Real-world Instance: Imagine being guided to unlock a car, get seated in it and start it by twisting the key clockwise. If the car doesn’t kick-start, it’s only understandable you would feel irritated. Nonetheless, it’s the manual that’s at fault for presuming you’d obviously check for petrol, an instruction which was not explicitly mentioned.
#10) Irreproducible Bugs:
Failing to prove the genuineness of a reported bug by not reproducing it or not determining whether it happens periodically, may lead to unnecessary labor and eventually result in the dismissal of the bug. Ensuring that the bug consistently repeats itself or diagnosing if it appears sporadically can help avoid this predicament.
Real-world Instance: When you tell your doctor that you’re suffering from a severe cold, but they don’t find any evident symptoms upon assessing you, merely expressing that you have been sneezing would not help the doctor gain a comprehensive understanding of your condition.

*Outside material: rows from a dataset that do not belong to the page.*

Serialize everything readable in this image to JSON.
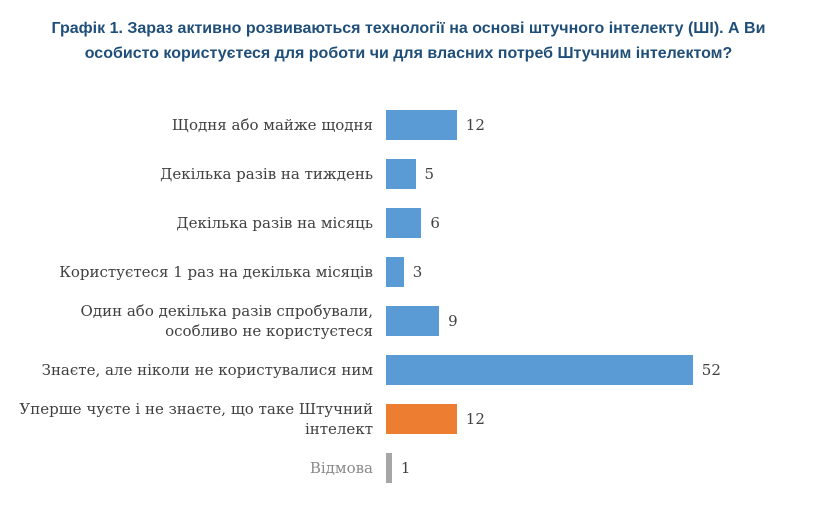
{
  "header": {
    "title_line1": "Графік 1. Зараз активно розвиваються технології на основі штучного інтелекту (ШІ). А Ви",
    "title_line2": "особисто користуєтеся для роботи чи для власних потреб Штучним інтелектом?"
  },
  "chart_data": {
    "type": "bar",
    "orientation": "horizontal",
    "title": "Графік 1. Зараз активно розвиваються технології на основі штучного інтелекту (ШІ). А Ви особисто користуєтеся для роботи чи для власних потреб Штучним інтелектом?",
    "categories": [
      "Щодня або майже щодня",
      "Декілька разів на тиждень",
      "Декілька разів на місяць",
      "Користуєтеся 1 раз на декілька місяців",
      "Один або декілька разів спробували, особливо не користуєтеся",
      "Знаєте, але ніколи не користувалися ним",
      "Уперше чуєте і не знаєте, що таке Штучний інтелект",
      "Відмова"
    ],
    "values": [
      12,
      5,
      6,
      3,
      9,
      52,
      12,
      1
    ],
    "bar_colors": [
      "#5B9BD5",
      "#5B9BD5",
      "#5B9BD5",
      "#5B9BD5",
      "#5B9BD5",
      "#5B9BD5",
      "#ED7D31",
      "#A6A6A6"
    ],
    "data_labels": [
      12,
      5,
      6,
      3,
      9,
      52,
      12,
      1
    ],
    "xlim": [
      0,
      55
    ],
    "grid": false,
    "legend": false,
    "colors": {
      "primary_blue": "#5B9BD5",
      "accent_orange": "#ED7D31",
      "neutral_gray": "#A6A6A6",
      "title_text": "#1F4E79",
      "label_text": "#404040"
    }
  }
}
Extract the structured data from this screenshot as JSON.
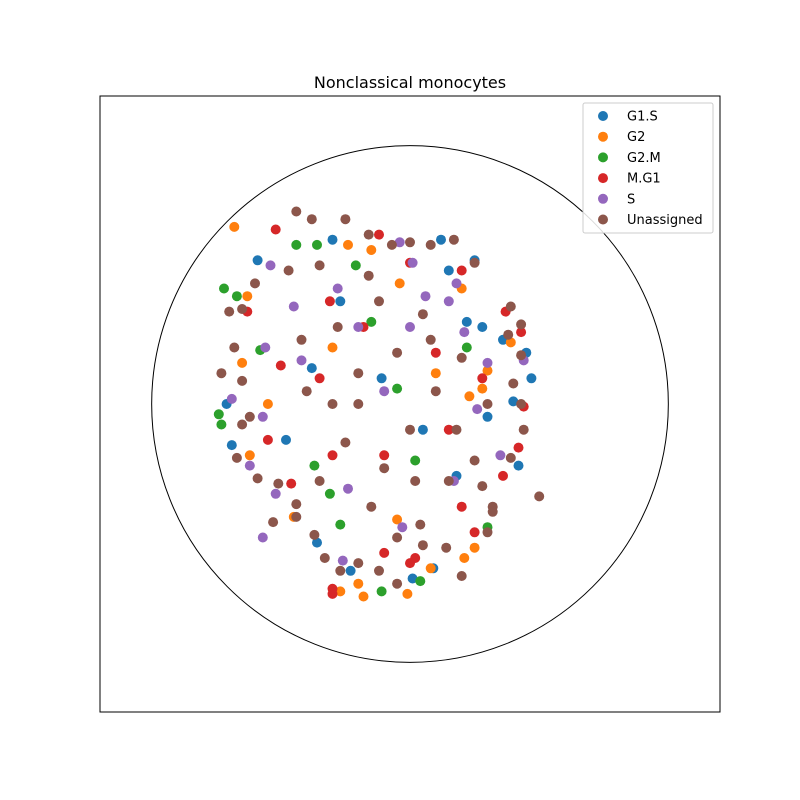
{
  "chart_data": {
    "type": "scatter",
    "title": "Nonclassical monocytes",
    "xlabel": "",
    "ylabel": "",
    "xlim": [
      -1.2,
      1.2
    ],
    "ylim": [
      -1.2,
      1.2
    ],
    "grid": false,
    "axes_ticks": false,
    "reference_circle": {
      "center": [
        0,
        0
      ],
      "radius": 1
    },
    "legend": {
      "placement": "top-right"
    },
    "colors": {
      "G1.S": "#1f77b4",
      "G2": "#ff7f0e",
      "G2.M": "#2ca02c",
      "M.G1": "#d62728",
      "S": "#9467bd",
      "Unassigned": "#8c564b"
    },
    "series": [
      {
        "name": "G1.S",
        "points": [
          [
            0.47,
            0.1
          ],
          [
            0.4,
            0.01
          ],
          [
            0.45,
            0.2
          ],
          [
            0.28,
            0.3
          ],
          [
            0.15,
            0.52
          ],
          [
            0.12,
            0.64
          ],
          [
            0.25,
            0.56
          ],
          [
            0.36,
            0.25
          ],
          [
            0.42,
            -0.24
          ],
          [
            0.09,
            -0.64
          ],
          [
            0.01,
            -0.68
          ],
          [
            -0.23,
            -0.65
          ],
          [
            -0.36,
            -0.54
          ],
          [
            -0.48,
            -0.14
          ],
          [
            -0.69,
            -0.16
          ],
          [
            -0.71,
            0.0
          ],
          [
            -0.38,
            0.14
          ],
          [
            -0.27,
            0.4
          ],
          [
            -0.59,
            0.56
          ],
          [
            -0.3,
            0.64
          ],
          [
            0.22,
            0.32
          ],
          [
            0.3,
            -0.05
          ],
          [
            0.18,
            -0.28
          ],
          [
            -0.11,
            0.1
          ],
          [
            0.05,
            -0.1
          ]
        ]
      },
      {
        "name": "G2",
        "points": [
          [
            0.3,
            0.13
          ],
          [
            0.28,
            0.06
          ],
          [
            -0.68,
            0.69
          ],
          [
            -0.63,
            0.42
          ],
          [
            -0.65,
            0.16
          ],
          [
            -0.55,
            0.0
          ],
          [
            -0.45,
            -0.44
          ],
          [
            -0.62,
            -0.2
          ],
          [
            -0.2,
            -0.7
          ],
          [
            -0.27,
            -0.73
          ],
          [
            -0.18,
            -0.75
          ],
          [
            -0.01,
            -0.74
          ],
          [
            0.08,
            -0.64
          ],
          [
            0.21,
            -0.6
          ],
          [
            0.25,
            -0.56
          ],
          [
            -0.24,
            0.62
          ],
          [
            0.2,
            0.45
          ],
          [
            -0.04,
            0.47
          ],
          [
            -0.15,
            0.6
          ],
          [
            0.1,
            0.12
          ],
          [
            -0.3,
            0.22
          ],
          [
            -0.05,
            -0.45
          ],
          [
            0.39,
            0.24
          ],
          [
            0.23,
            0.03
          ]
        ]
      },
      {
        "name": "G2.M",
        "points": [
          [
            -0.72,
            0.45
          ],
          [
            -0.74,
            -0.04
          ],
          [
            -0.73,
            -0.08
          ],
          [
            -0.44,
            0.62
          ],
          [
            -0.36,
            0.62
          ],
          [
            -0.21,
            0.54
          ],
          [
            -0.58,
            0.21
          ],
          [
            -0.27,
            -0.47
          ],
          [
            -0.37,
            -0.24
          ],
          [
            -0.11,
            -0.73
          ],
          [
            -0.31,
            -0.35
          ],
          [
            0.04,
            -0.69
          ],
          [
            0.3,
            -0.48
          ],
          [
            -0.67,
            0.42
          ],
          [
            -0.15,
            0.32
          ],
          [
            0.02,
            -0.22
          ],
          [
            0.22,
            0.22
          ],
          [
            -0.05,
            0.06
          ]
        ]
      },
      {
        "name": "G2.M",
        "points": []
      },
      {
        "name": "M.G1",
        "points": [
          [
            -0.52,
            0.68
          ],
          [
            -0.63,
            0.36
          ],
          [
            -0.55,
            -0.14
          ],
          [
            -0.46,
            -0.31
          ],
          [
            -0.5,
            0.15
          ],
          [
            -0.3,
            -0.2
          ],
          [
            -0.31,
            0.4
          ],
          [
            -0.12,
            0.66
          ],
          [
            0.0,
            0.55
          ],
          [
            0.2,
            0.52
          ],
          [
            0.37,
            0.36
          ],
          [
            0.43,
            0.28
          ],
          [
            0.44,
            -0.01
          ],
          [
            0.42,
            -0.17
          ],
          [
            0.36,
            -0.28
          ],
          [
            0.2,
            -0.4
          ],
          [
            0.25,
            -0.5
          ],
          [
            0.02,
            -0.6
          ],
          [
            -0.3,
            -0.74
          ],
          [
            -0.3,
            -0.72
          ],
          [
            -0.1,
            -0.58
          ],
          [
            0.0,
            -0.62
          ],
          [
            -0.18,
            0.3
          ],
          [
            0.1,
            0.2
          ],
          [
            0.15,
            -0.1
          ],
          [
            -0.1,
            -0.2
          ],
          [
            0.28,
            0.1
          ],
          [
            -0.35,
            0.1
          ]
        ]
      },
      {
        "name": "S",
        "points": [
          [
            -0.54,
            0.54
          ],
          [
            -0.69,
            0.02
          ],
          [
            -0.57,
            -0.05
          ],
          [
            -0.62,
            -0.24
          ],
          [
            -0.57,
            -0.52
          ],
          [
            -0.56,
            0.22
          ],
          [
            -0.45,
            0.38
          ],
          [
            -0.28,
            0.45
          ],
          [
            -0.42,
            0.17
          ],
          [
            -0.04,
            0.63
          ],
          [
            0.01,
            0.55
          ],
          [
            0.06,
            0.42
          ],
          [
            0.18,
            0.47
          ],
          [
            0.3,
            0.16
          ],
          [
            0.44,
            0.17
          ],
          [
            0.21,
            0.28
          ],
          [
            -0.24,
            -0.33
          ],
          [
            -0.52,
            -0.35
          ],
          [
            -0.26,
            -0.61
          ],
          [
            -0.03,
            -0.48
          ],
          [
            0.17,
            -0.3
          ],
          [
            0.26,
            -0.02
          ],
          [
            0.0,
            0.3
          ],
          [
            0.15,
            0.4
          ],
          [
            -0.2,
            0.3
          ],
          [
            -0.1,
            0.05
          ],
          [
            0.35,
            -0.2
          ]
        ]
      },
      {
        "name": "Unassigned",
        "points": [
          [
            -0.44,
            0.75
          ],
          [
            -0.38,
            0.72
          ],
          [
            -0.25,
            0.72
          ],
          [
            -0.16,
            0.66
          ],
          [
            -0.07,
            0.62
          ],
          [
            0.0,
            0.63
          ],
          [
            0.08,
            0.62
          ],
          [
            0.17,
            0.64
          ],
          [
            0.25,
            0.55
          ],
          [
            0.39,
            0.38
          ],
          [
            0.38,
            0.27
          ],
          [
            0.43,
            0.31
          ],
          [
            0.43,
            0.19
          ],
          [
            0.4,
            0.08
          ],
          [
            0.43,
            0.0
          ],
          [
            0.44,
            -0.1
          ],
          [
            0.5,
            -0.36
          ],
          [
            0.39,
            -0.21
          ],
          [
            0.28,
            -0.32
          ],
          [
            0.32,
            -0.42
          ],
          [
            0.3,
            -0.5
          ],
          [
            0.14,
            -0.56
          ],
          [
            0.2,
            -0.67
          ],
          [
            0.05,
            -0.55
          ],
          [
            -0.05,
            -0.52
          ],
          [
            -0.12,
            -0.65
          ],
          [
            -0.2,
            -0.62
          ],
          [
            -0.27,
            -0.65
          ],
          [
            -0.33,
            -0.6
          ],
          [
            -0.37,
            -0.51
          ],
          [
            -0.44,
            -0.44
          ],
          [
            -0.53,
            -0.46
          ],
          [
            -0.44,
            -0.39
          ],
          [
            -0.51,
            -0.31
          ],
          [
            -0.59,
            -0.29
          ],
          [
            -0.67,
            -0.21
          ],
          [
            -0.65,
            -0.08
          ],
          [
            -0.62,
            -0.05
          ],
          [
            -0.65,
            0.09
          ],
          [
            -0.73,
            0.12
          ],
          [
            -0.68,
            0.22
          ],
          [
            -0.65,
            0.37
          ],
          [
            -0.7,
            0.36
          ],
          [
            -0.6,
            0.47
          ],
          [
            -0.47,
            0.52
          ],
          [
            -0.35,
            0.54
          ],
          [
            -0.16,
            0.5
          ],
          [
            0.05,
            0.35
          ],
          [
            -0.28,
            0.3
          ],
          [
            -0.4,
            0.05
          ],
          [
            -0.2,
            0.12
          ],
          [
            -0.05,
            0.2
          ],
          [
            0.1,
            0.05
          ],
          [
            0.18,
            -0.1
          ],
          [
            0.0,
            -0.1
          ],
          [
            -0.1,
            -0.25
          ],
          [
            -0.25,
            -0.15
          ],
          [
            -0.35,
            -0.3
          ],
          [
            0.02,
            -0.3
          ],
          [
            0.15,
            -0.3
          ],
          [
            0.25,
            -0.22
          ],
          [
            0.3,
            0.0
          ],
          [
            0.2,
            0.18
          ],
          [
            -0.15,
            -0.4
          ],
          [
            -0.05,
            -0.7
          ],
          [
            0.04,
            -0.47
          ],
          [
            -0.2,
            0.0
          ],
          [
            0.08,
            0.25
          ],
          [
            -0.3,
            0.0
          ],
          [
            0.32,
            -0.4
          ],
          [
            -0.42,
            0.25
          ],
          [
            -0.12,
            0.4
          ]
        ]
      }
    ]
  }
}
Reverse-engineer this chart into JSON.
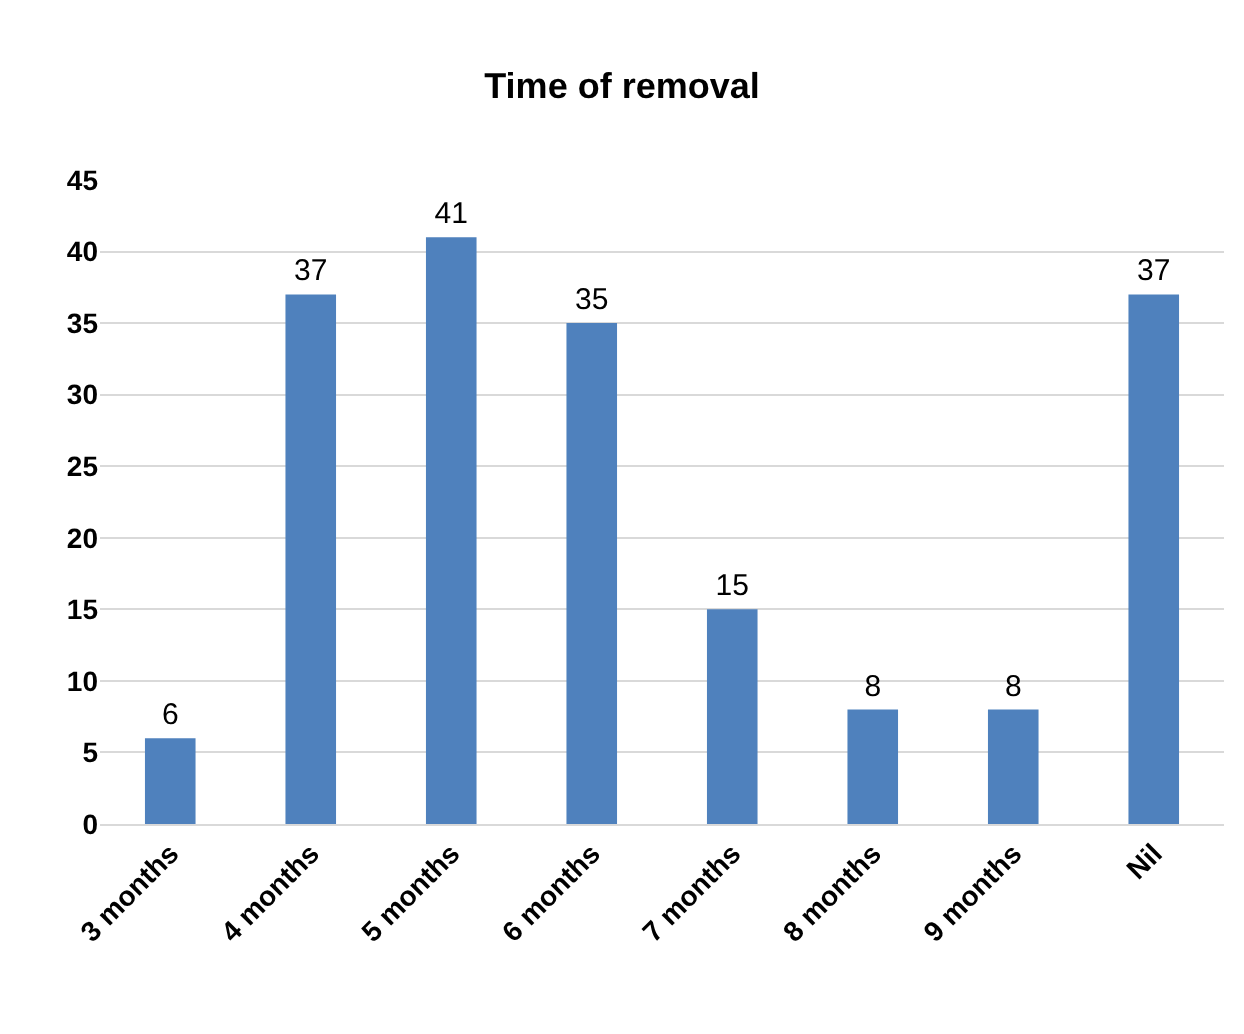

Most of the time when bugs we’ve reported get denied, it’s easy for our thoughts to take a negative turn. However, we must understand that developers don’t turn away bugs without a logical explanation.
Let’s concentrate on the quality, as opposed to the quantity, of the bugs we report. In the long run, our tool to measure success should be our contribution towards enhancing product quality, and not simply the number of bugs we submit.
About the author: With over seven years of experience in software testing, Bhumika Mehta, a project lead, authored this informative piece.
We hope you have an enjoyable testing experience! As always, we’re excited to hear your thoughts on the subject.